Vi sarà quindi da parte di questi bambini diventati grandi un bisogno di affiliazione, di corporazione, ed ecco che nell’adolescenza sarà difficile individuare il singolo ma si potrà solo riconoscere il gruppo identificandosi così in un capo.
Il clima familiare in cui cresce il bambino e come l’aria che respira: entra in lui e i suoi effetti sono decisivi, poiché diventano parte integrante del suo carattere. Questo fatto e cosi importante che fa sorgere numerosi dubbi nei genitori più sensibili: sarebbe sufficiente, pero, seguire un comportamento equilibrato sereno e armonioso per essere certi di influire positivamente sulla formazione del carattere del proprio figlio.
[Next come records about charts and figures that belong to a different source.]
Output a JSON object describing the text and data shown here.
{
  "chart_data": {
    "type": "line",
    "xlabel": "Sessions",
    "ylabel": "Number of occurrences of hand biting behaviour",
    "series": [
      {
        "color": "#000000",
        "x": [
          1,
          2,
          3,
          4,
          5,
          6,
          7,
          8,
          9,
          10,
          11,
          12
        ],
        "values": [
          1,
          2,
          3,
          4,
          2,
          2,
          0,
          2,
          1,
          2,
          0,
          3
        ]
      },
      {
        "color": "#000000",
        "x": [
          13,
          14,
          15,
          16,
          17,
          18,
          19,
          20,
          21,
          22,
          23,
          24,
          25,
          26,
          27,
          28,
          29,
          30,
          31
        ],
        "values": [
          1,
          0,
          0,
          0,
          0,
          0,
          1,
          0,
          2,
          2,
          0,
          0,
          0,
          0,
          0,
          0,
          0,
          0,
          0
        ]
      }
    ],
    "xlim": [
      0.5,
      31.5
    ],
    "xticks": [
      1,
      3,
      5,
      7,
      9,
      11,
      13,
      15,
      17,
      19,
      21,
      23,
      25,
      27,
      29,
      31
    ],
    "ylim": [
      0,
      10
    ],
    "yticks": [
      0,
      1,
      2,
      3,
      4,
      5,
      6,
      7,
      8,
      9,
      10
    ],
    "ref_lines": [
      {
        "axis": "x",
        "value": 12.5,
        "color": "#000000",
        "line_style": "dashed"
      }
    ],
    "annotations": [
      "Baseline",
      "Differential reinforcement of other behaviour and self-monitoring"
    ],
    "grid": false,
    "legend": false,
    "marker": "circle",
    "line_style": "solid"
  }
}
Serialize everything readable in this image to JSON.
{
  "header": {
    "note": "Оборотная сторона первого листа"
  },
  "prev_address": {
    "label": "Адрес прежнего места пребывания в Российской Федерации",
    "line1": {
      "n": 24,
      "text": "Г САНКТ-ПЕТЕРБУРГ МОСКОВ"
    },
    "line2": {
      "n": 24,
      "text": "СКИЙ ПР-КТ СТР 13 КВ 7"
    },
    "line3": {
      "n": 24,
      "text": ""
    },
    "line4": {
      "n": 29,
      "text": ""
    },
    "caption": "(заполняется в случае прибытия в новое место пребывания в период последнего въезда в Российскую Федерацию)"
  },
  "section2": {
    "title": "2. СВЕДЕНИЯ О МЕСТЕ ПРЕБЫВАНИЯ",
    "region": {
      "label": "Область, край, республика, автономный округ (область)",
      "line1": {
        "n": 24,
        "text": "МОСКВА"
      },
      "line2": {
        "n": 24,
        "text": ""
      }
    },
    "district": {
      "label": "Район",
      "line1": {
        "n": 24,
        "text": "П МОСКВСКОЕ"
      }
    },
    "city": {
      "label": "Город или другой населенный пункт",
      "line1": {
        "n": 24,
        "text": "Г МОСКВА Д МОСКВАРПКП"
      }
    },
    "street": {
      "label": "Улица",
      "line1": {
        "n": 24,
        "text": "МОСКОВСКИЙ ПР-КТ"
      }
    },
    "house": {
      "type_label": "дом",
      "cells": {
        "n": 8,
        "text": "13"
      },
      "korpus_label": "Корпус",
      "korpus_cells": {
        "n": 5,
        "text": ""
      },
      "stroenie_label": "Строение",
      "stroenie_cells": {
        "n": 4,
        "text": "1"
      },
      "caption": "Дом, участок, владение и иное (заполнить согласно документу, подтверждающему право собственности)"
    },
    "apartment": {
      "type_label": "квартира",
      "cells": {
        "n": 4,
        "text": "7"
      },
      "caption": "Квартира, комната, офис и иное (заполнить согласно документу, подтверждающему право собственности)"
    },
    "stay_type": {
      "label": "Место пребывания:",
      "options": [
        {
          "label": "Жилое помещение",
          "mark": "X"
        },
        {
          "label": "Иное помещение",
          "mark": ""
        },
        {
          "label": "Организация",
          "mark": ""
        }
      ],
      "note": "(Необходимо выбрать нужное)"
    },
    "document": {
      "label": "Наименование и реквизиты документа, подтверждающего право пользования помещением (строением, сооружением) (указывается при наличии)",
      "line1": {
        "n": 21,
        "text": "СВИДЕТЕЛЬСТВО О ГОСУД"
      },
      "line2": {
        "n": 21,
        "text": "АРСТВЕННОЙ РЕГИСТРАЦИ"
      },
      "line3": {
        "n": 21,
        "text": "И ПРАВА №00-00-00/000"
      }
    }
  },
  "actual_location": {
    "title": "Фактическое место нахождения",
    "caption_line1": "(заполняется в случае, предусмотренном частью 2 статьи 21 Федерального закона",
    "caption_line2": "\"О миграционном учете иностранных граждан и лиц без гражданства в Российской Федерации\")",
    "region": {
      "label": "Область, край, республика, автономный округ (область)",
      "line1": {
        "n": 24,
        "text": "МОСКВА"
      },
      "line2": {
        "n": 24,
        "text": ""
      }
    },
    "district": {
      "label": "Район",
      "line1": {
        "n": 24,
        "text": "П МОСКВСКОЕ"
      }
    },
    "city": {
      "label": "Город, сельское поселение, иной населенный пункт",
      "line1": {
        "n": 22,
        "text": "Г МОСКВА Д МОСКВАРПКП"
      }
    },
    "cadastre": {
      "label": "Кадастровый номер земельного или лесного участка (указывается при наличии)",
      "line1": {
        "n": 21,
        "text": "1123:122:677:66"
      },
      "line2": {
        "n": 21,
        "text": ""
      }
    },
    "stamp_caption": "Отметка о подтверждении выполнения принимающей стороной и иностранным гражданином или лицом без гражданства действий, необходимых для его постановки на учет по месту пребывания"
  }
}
Lo psicologo tedesco Kurt Lewin, uno dei pionieri delle ricerche sui differenti tipi di “clima” e sulla loro influenza nel corso della formazione della personalità, ha cercato di codificare quelli che, secondo lui, sono gli elementi di un buon clima educativo.
Ecco i “comandamenti” che Lewin ha formulato per i genitori modello:
- dare al bambino un senso di sicurezza;
- dargli la sensazione di essere amato e desiderato;
- evitare la minaccia, la paura, la punizione;
- insegnare al bambino l’indipendenza e fargli assumere le sue responsabilità;
- rimanere calmi e non adirarsi per le manifestazioni istintive del bambino;
- essere il più tolleranti possibile per evitare inutili conflitti;
- evitare di far pesare al bambino il naturale stato di inferiorità;
- non spingere il bambino oltre quello che gli e naturale e oltre le sue possibilità;
- rispettare i sentimenti del bambino anche se non corrispondono alle nostre norme;
- rispondere francamente alle domande che il bambino pone, ma fornendo risposte adatte alla sua età;
- interessarsi a quello che il bambino fa, anche se non lo giudichiamo direttamente utile;
- affrontare le difficoltà del bambino, senza pensare che egli sia anormale;
- favorire la crescita e il progresso, piuttosto che la perfezione.
Questa serie di consigli non vuole essere un’elencazione rigida adatta a ogni genitore nei confronti di ogni loro figlio. Certamente, pero, il rispetto di una personalità in formazione e la base su cui impostare una “buona” educazione; l’affetto e la consapevolezza dell’importante compito che ci si e assunti, poi, aiuteranno a trovare i mezzi più idonei per assolverlo.